Falana according to The EFCC Alert, a monthly magazine, quoted by Punch Newspaper made the disclosure at an anti-corruption workshop in Abuja recently.
Falana said the governor told him to help him launder the money to another country but he rejected the offer.
He said, “The governor asked me to assist him in transferring money abroad and I should claim it to be the proceeds of sale of his property. The price was extremely attractive. He was going to pay me a million pounds when money was money then.”
Falana said he was stunned when the governor told him that he had chosen him for the shady deal saying “nobody will suspect you.”
“I told him, Your Excellency, so it is my reputation that you want to buy with your £1m.”
The senior advocate said some of his colleagues accepted to launder the funds for the governor but were caught and exposed.
“Those who accepted the offer later found themselves in trouble as they were arrested and humiliated.
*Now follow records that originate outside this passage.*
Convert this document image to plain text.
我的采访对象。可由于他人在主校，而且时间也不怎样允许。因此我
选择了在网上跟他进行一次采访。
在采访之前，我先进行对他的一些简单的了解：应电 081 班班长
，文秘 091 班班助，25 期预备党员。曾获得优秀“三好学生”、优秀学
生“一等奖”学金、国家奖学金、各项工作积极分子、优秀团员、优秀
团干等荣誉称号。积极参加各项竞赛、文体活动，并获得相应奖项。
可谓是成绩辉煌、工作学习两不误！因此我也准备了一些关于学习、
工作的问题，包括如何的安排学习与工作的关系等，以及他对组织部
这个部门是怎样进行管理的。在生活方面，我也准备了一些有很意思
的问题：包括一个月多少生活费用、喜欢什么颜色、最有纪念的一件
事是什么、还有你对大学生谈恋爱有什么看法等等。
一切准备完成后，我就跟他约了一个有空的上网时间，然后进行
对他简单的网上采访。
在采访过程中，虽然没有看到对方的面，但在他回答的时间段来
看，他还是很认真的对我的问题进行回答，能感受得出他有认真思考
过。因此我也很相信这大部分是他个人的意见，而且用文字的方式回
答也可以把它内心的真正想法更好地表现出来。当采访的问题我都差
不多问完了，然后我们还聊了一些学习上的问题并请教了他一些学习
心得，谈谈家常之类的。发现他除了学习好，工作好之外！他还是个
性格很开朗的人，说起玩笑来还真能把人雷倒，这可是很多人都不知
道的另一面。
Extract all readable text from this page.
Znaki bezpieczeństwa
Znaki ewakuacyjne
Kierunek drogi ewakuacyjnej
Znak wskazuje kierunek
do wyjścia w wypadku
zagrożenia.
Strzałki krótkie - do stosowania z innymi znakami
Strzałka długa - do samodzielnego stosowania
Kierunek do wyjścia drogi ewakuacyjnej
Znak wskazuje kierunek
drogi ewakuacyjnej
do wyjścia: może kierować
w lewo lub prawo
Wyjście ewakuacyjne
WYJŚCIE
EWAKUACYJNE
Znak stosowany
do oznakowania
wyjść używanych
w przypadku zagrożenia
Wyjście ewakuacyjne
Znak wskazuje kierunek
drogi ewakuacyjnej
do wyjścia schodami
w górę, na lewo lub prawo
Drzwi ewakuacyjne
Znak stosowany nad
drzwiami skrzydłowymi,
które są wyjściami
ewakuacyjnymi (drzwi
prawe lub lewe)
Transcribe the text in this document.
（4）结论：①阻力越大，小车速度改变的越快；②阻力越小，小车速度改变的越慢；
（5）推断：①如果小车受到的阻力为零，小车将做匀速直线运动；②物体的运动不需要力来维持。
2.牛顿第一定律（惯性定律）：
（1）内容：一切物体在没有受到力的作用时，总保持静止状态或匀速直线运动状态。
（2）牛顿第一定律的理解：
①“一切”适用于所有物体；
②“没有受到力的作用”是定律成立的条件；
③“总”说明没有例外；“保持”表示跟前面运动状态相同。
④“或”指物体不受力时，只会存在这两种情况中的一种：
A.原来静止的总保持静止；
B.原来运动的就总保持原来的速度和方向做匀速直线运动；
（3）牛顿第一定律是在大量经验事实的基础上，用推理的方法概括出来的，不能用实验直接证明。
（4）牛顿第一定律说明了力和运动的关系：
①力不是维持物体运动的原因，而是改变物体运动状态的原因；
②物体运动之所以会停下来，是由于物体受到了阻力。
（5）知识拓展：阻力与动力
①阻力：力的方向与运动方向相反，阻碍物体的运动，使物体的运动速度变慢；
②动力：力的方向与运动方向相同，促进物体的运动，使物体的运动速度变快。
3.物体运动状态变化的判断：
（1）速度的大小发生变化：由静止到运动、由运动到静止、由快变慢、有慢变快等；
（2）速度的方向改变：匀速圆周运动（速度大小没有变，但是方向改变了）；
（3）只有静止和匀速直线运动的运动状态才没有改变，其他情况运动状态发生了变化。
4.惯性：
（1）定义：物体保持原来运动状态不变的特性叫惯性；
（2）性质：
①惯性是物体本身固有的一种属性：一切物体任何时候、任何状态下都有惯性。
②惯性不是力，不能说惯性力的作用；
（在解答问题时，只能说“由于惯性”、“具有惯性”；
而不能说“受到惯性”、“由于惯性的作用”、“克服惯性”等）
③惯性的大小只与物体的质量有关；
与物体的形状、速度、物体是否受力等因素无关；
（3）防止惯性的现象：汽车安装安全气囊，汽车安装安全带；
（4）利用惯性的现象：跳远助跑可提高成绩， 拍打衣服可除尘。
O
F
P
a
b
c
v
They were only lucky not to have been charged,” Falana added.
Falana said it was unfortunate that lawyers had become tools of money laundering.
He expressed displeasure with the ruling of Justice Gabriel Kolawole of a Federal High Court in Abuja who held that Section 5 of the Money Laundering (Prohibitions) Act 2011 could not be applied to lawyers.
The judge in the ruling restrained the Federal Government, the Central Bank of Nigeria and the Special Control Unit against Money Laundering from enforcing the section as it relates to legal practitioners.
The ruling came despite the fact that the Act categorised legal firms as Designated Non-Financial Institutions mandated to record all transactions and forward to the Federal Ministry of Commerce for onward delivery to the Nigerian Financial Intelligence Unit.
Falana, however, urged lawyers not to rely on the ruling as it would not stand the test of time.